Visit to Cowessess First Nation leads to photobomb for Trudeau
Prime Minister Justin Trudeau visited the Cowessess First Nation in Saskatchewan this afternoon, which was part of a historic signing ceremony as part of a transfer of control over children in care to the community.
The First Nation is one of several Indigenous groups that have notified Indigenous Services Canada that they intend to handle their own child and family services as allowed under federal legislation.
The Federation of Sovereign Indigenous Nations, which represents 74 Saskatchewan First Nations, announced last year that it wanted $360 million from Ottawa over five years to apply the legislation on reserves.

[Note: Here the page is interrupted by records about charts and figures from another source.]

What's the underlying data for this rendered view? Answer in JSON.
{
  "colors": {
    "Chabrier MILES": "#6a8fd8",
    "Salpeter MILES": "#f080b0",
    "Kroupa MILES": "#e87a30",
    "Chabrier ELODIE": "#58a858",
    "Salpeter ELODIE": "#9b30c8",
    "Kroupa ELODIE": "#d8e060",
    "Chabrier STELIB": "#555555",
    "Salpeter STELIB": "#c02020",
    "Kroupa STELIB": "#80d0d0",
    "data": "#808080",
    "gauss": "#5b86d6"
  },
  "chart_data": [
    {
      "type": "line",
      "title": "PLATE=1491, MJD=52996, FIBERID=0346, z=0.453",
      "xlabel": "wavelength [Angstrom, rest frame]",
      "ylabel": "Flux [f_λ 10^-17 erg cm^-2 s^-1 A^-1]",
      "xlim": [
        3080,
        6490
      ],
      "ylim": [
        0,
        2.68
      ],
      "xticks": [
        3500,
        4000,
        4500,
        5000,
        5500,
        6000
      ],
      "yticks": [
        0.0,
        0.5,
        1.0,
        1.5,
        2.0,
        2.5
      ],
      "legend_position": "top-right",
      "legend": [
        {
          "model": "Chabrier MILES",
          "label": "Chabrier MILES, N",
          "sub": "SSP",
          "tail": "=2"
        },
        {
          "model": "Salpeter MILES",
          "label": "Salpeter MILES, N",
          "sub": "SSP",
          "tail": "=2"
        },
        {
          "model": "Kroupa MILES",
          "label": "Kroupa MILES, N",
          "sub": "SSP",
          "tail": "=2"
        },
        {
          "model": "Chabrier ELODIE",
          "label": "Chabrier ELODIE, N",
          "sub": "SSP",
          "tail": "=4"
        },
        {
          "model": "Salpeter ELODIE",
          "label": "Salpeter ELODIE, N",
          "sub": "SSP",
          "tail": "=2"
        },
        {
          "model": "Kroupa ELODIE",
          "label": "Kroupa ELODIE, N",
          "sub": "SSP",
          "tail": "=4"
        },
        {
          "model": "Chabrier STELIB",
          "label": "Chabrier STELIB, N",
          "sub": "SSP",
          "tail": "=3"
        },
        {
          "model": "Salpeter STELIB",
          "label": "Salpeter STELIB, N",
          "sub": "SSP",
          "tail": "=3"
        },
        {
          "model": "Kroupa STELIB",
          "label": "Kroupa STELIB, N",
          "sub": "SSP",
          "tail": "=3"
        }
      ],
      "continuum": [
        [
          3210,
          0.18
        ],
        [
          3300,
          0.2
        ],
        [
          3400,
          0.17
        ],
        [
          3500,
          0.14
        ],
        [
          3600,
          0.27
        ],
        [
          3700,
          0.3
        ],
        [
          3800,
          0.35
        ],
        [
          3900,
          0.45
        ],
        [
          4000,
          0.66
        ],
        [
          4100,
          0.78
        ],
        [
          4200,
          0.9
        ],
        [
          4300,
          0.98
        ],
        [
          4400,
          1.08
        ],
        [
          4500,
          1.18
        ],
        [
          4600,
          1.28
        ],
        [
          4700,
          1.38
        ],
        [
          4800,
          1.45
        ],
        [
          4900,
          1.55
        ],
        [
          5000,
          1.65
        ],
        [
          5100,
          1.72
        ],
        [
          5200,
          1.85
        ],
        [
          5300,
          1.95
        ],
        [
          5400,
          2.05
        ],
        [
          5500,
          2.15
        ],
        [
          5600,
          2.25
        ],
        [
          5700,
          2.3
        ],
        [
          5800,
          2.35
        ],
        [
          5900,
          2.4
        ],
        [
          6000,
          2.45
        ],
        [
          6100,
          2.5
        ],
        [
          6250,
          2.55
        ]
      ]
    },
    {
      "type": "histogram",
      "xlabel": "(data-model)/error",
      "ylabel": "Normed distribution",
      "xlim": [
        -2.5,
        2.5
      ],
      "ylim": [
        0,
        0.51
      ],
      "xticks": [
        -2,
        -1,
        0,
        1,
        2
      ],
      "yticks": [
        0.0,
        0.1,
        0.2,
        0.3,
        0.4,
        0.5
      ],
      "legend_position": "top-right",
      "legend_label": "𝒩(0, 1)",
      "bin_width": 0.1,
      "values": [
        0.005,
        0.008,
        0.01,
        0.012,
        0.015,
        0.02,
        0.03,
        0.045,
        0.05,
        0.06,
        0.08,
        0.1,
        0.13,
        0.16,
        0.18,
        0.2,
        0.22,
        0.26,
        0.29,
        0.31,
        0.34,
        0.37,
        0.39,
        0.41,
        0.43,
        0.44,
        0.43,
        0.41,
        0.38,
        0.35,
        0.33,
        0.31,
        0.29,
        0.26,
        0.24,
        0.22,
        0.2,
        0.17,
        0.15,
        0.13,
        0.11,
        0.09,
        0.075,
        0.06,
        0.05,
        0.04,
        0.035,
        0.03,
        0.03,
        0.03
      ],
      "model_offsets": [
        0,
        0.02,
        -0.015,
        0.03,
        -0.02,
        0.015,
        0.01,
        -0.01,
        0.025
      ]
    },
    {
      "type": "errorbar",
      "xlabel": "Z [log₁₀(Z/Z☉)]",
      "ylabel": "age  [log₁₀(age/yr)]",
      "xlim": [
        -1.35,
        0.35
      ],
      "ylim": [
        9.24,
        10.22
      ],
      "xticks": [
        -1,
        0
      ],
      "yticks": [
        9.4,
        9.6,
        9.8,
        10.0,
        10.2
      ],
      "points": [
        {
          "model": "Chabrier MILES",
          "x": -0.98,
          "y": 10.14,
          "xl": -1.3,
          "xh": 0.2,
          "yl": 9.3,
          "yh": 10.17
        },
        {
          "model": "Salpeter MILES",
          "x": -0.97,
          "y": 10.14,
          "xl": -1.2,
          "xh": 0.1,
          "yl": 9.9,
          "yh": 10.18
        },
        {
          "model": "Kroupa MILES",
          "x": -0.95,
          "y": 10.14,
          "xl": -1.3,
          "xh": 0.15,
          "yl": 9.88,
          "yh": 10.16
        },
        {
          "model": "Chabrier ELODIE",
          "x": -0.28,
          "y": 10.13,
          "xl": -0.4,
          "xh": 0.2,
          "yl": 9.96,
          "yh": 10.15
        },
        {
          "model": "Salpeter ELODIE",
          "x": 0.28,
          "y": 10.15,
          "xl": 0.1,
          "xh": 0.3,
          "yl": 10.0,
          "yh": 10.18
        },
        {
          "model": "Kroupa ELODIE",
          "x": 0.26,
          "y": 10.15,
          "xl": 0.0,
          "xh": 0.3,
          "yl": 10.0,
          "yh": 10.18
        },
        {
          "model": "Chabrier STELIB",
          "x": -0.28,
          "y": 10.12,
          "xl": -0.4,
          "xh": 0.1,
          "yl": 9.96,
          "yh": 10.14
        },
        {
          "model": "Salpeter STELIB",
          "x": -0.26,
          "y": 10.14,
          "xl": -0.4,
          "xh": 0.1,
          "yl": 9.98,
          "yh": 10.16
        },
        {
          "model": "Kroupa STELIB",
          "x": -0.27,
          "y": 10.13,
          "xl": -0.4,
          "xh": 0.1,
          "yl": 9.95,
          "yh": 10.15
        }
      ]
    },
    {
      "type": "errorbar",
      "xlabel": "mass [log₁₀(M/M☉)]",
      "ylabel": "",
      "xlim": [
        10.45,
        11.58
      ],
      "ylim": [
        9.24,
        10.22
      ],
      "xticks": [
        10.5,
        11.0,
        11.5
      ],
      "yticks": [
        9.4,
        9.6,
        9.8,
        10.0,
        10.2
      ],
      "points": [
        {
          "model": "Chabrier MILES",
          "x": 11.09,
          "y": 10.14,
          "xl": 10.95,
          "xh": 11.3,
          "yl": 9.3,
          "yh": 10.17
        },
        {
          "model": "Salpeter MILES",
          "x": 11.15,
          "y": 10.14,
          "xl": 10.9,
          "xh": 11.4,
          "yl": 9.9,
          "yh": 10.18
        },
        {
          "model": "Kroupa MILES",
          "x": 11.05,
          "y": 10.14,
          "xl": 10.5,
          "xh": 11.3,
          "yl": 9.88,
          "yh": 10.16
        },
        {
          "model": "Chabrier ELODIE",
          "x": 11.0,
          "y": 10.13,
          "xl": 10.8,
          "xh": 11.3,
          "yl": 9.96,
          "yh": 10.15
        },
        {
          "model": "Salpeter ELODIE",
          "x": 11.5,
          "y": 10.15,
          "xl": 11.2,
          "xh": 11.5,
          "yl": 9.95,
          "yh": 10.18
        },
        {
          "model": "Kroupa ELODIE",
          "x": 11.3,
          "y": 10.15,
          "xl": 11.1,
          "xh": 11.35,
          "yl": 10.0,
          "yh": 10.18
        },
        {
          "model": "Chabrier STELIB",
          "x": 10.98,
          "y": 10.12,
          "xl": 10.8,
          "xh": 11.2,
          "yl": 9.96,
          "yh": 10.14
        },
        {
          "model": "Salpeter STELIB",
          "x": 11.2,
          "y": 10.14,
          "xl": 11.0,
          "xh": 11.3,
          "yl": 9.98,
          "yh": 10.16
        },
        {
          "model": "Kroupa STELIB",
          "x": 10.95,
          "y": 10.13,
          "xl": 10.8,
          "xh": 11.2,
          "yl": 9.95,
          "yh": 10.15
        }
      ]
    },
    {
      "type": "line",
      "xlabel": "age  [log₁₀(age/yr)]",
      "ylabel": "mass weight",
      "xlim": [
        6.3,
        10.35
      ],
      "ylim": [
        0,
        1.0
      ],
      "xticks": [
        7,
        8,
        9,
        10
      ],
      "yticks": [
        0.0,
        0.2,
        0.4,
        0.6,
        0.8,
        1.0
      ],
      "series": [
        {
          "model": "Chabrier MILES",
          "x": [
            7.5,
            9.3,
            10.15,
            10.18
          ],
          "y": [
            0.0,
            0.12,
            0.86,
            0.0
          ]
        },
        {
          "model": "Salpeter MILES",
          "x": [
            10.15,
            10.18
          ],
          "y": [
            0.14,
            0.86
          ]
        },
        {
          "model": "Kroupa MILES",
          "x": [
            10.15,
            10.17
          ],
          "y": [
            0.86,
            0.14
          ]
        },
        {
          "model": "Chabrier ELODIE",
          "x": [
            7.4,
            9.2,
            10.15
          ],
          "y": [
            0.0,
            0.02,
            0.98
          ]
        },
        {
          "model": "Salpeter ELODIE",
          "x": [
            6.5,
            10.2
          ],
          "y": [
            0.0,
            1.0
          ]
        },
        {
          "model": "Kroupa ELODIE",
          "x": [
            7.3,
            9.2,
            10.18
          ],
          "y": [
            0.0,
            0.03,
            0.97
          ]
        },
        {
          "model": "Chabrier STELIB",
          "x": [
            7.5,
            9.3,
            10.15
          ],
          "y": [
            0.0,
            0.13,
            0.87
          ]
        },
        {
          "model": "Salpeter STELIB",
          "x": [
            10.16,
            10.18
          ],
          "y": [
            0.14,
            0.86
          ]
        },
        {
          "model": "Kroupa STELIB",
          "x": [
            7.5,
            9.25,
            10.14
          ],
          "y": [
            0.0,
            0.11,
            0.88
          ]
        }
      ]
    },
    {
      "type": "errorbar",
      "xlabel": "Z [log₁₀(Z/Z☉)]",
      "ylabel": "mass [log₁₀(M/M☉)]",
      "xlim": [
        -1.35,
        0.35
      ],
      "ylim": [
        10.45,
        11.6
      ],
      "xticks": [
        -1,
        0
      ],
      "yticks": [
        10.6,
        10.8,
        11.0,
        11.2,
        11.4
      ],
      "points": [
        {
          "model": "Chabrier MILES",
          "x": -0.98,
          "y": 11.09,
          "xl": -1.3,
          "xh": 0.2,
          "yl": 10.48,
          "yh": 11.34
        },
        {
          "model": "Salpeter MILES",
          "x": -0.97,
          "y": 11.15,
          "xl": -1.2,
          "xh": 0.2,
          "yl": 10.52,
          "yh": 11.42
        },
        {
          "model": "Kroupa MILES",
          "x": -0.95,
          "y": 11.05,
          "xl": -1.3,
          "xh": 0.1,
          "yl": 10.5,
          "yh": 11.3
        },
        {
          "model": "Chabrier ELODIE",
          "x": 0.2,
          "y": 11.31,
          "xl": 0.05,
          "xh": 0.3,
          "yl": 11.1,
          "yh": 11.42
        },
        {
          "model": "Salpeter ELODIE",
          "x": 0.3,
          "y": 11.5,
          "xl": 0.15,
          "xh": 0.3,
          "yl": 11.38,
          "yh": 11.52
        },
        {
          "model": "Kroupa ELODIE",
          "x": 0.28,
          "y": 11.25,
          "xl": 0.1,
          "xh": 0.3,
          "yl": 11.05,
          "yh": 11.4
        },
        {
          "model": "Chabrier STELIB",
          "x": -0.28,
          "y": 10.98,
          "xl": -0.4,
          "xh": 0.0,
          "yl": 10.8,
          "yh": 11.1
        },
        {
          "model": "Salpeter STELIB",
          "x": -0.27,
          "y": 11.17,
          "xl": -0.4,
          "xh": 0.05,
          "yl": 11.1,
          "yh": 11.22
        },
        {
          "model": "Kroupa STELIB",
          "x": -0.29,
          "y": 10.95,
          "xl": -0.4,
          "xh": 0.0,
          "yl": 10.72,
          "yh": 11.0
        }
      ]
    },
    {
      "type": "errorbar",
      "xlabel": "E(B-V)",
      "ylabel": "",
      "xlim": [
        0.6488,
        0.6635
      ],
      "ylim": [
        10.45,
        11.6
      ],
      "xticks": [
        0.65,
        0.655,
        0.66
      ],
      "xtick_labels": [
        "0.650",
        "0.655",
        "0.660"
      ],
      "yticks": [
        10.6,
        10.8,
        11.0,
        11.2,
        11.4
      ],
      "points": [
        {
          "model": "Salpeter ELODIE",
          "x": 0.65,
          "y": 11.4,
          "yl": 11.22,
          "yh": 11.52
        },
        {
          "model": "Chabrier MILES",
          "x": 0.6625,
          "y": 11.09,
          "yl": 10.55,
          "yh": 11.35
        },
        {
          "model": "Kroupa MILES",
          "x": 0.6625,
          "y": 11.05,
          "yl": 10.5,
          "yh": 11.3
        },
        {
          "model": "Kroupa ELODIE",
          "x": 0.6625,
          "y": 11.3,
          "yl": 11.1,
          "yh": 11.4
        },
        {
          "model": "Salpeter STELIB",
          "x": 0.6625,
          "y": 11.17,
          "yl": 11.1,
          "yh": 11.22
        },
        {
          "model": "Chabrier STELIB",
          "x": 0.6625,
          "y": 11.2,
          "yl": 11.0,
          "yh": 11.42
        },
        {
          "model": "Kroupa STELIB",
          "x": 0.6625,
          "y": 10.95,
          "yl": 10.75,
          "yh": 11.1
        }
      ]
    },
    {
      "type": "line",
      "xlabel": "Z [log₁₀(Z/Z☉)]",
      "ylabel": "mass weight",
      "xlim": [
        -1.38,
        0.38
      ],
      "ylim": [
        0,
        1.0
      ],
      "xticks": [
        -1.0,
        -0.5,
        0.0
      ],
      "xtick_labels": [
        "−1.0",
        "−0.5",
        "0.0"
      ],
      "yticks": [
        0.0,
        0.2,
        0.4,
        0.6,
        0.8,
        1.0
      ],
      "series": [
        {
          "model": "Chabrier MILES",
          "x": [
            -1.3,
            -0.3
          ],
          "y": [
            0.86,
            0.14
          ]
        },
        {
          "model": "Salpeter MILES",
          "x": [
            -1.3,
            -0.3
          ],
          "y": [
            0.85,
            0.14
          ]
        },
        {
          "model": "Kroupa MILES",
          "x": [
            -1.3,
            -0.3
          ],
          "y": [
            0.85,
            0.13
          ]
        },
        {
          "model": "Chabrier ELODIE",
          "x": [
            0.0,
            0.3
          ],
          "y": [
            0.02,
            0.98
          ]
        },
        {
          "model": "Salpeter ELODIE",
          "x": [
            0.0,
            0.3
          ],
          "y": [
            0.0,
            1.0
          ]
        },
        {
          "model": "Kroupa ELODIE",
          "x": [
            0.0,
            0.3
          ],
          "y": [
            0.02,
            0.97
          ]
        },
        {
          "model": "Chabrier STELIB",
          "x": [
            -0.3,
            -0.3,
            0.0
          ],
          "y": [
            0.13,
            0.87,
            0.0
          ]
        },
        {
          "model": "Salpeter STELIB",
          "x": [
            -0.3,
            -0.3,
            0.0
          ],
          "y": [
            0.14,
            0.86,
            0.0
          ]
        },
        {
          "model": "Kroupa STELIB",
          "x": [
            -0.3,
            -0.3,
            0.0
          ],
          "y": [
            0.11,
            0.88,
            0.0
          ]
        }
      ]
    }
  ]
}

Cowessess is also the site of a former residential school where, last month, ground-penetrating radar detected a potential 751 unmarked graves.
Once there, Trudeau announce the agreement alongside Chief Cadmus Delorme and Saskatchewan Premier Scott Moe.
"Never again should kids be taken from their homes, families and communities," Trudeau said at the ceremony to commemorate the agreement.
"Kids need to be kept by, protected by, supported by, and taught by their communities."
Some 150 children from the community are now in foster care, which some indigenous critics see as a modern day version of the country's residential school system.
"It's their time to receive the opportunity to come home and heal with their own families," said representative Mia Buckles.
Trudeau said agreements to transfer power to First Nations in areas such as education, health care and business are also possible.
"The pace at which we move will be dictated by the desire and the leadership of the communities we work with," he said.